You may be thinking that I have highlighted this somewhat quirky study as a “Really, have researchers got nothing better to do” rant. Far from it. These levels of ‘fertilisation’ by dogs can have very negative effects on biodiversity and ecosystem functioning. Higher nutrient levels can lead to increased plant growth of nutrient-demanding species which outcompete others and cause loss of species. This is not what is wanted in urban and peri-urban bushland where species diversity is valued and nurtured, and it’s a particular problem for many parts of Australia where the native flora has evolved and thrive on nutrient-poor soils.

The authors recommend:

  • Greater awareness of the issue by organisations responsible for the management and restoration of urban bushland;
  • Education of dog walkers about the problem and highlight the necessity of removing dog faeces in urban bushland, just as in parks;
  • In ecosystems adapted to nutrient-poor soils, establish off-leash dog parks, enforce use of short leashes, and even apply dog bans.

I’m retiring to my bunker now until the dog owners among you cool down.
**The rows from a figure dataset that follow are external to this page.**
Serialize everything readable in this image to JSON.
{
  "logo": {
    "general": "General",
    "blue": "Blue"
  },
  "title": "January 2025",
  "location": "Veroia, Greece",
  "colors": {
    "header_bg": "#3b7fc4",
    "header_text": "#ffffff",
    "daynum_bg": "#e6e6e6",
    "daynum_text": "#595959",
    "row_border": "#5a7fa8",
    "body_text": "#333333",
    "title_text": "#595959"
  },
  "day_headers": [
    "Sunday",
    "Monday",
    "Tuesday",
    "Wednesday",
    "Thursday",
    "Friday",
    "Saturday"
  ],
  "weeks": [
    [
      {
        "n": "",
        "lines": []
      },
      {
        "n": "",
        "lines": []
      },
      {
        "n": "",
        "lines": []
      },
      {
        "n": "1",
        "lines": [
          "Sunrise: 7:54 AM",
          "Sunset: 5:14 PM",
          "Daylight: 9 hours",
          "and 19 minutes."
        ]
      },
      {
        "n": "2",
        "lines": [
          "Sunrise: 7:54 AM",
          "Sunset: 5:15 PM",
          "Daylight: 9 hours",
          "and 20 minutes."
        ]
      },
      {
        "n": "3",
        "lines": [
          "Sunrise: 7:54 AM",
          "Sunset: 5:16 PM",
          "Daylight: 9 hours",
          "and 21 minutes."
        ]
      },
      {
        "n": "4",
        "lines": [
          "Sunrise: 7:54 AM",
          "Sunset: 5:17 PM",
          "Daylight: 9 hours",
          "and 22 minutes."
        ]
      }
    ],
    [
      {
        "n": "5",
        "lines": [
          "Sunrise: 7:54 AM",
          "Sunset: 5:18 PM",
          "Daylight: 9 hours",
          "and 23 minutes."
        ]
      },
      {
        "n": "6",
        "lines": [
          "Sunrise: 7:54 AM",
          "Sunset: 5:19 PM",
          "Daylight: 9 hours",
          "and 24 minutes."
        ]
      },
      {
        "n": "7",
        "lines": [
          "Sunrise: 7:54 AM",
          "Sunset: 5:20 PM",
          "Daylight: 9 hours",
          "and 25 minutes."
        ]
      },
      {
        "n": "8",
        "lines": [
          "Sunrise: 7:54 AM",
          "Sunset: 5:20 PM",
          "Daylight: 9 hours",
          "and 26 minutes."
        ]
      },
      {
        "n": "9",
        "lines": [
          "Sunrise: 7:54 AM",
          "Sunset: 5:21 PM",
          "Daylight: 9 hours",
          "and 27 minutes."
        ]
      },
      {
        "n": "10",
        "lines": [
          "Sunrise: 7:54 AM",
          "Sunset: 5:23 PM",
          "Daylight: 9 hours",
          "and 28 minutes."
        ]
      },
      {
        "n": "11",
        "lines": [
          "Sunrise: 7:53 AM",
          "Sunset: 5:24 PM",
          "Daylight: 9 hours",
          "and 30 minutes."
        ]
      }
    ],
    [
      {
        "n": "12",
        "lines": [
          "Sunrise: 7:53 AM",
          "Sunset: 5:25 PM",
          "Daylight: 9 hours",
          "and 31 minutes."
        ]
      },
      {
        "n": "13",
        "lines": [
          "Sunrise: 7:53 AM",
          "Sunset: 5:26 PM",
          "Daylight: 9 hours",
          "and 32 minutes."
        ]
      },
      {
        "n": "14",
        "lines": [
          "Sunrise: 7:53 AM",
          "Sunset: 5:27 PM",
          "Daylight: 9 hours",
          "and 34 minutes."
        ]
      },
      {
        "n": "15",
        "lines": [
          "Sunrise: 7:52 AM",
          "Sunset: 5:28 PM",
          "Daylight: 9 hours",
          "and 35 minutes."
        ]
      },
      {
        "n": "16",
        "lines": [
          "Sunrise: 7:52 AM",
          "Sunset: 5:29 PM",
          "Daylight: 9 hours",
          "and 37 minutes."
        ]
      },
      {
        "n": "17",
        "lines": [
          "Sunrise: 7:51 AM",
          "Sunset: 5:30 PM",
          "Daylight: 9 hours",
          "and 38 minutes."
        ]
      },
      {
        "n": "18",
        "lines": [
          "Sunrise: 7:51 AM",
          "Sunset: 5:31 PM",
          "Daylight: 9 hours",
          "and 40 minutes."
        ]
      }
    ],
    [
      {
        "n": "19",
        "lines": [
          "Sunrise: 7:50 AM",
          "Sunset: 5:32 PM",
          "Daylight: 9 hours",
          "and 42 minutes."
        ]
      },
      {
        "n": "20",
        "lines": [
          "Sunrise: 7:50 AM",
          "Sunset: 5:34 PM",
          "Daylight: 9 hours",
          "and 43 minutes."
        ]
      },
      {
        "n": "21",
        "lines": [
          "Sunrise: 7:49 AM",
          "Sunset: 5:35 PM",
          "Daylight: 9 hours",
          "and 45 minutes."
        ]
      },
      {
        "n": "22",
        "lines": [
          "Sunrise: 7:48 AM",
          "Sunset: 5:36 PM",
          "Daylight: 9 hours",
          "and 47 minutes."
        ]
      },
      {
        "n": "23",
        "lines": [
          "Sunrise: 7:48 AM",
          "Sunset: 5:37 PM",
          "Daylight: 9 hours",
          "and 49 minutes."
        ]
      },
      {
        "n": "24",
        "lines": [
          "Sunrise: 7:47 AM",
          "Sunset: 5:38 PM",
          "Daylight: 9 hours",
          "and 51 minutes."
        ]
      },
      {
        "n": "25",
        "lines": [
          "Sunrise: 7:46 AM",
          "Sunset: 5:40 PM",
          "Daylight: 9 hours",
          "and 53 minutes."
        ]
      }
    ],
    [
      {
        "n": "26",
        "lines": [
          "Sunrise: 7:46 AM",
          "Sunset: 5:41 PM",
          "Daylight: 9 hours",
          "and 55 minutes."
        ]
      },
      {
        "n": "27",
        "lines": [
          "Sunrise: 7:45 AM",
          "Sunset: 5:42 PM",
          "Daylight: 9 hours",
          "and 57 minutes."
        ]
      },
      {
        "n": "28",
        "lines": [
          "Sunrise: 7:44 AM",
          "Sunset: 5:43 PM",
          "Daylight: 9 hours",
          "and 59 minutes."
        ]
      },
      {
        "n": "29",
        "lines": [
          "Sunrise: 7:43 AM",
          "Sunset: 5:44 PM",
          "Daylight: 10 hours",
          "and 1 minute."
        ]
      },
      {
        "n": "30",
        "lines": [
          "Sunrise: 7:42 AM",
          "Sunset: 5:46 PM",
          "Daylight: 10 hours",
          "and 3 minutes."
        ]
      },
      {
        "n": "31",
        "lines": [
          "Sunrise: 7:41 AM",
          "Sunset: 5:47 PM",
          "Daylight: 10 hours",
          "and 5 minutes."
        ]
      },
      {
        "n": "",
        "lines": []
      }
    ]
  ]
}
Environmentally sensitive housing

I’m no engineer so I’m pretty clueless about solving mechanical and building problems. My cluelessness extends to the strategy not just the technical details. What, for instance, is the best approach to constructing an environmentally sensitive, low energy, comfortable home in Australia? Create an airtight, insulated home that retains the warmth or cooling generated from within, or build a passive solar home that is open to breezes that minimise daytime heat gain and maximise night-time heat loss? The sealed box or PassivHaus approach minimises draughts in and air leaks out by making the building airtight, focusing on thermal insulation, particularly around windows and doors, and providing fresh air through mechanical heat recovery ventilation. On the other hand, ‘free-running’ houses are open to cooling breezes by careful positioning of windows to allow cross-ventilation, and have shaded windows, walls and roofs protected from direct sun, light coloured roofs to reflect heat and shaded outdoor living areas. The free-running design is perhaps best suited to Australia’s warmer regions.

Home invasions in Double Bay

Fantastic picture from the Woollahra Council Sustainability Team newsletter. Apparently channel-billed cuckoos love laying their eggs in the nests of currawongs, magpies and ravens. In Tasmania at Christmas I watched a family of superb fairy-wrens very busily and conscientiously feeding a Horsfield’s bronze-cuckoo. I don’t suppose smaller birds like wrens could keep up with the demands of a growing young channel-billed, so no point laying your egg in their nest – it might not even fit in.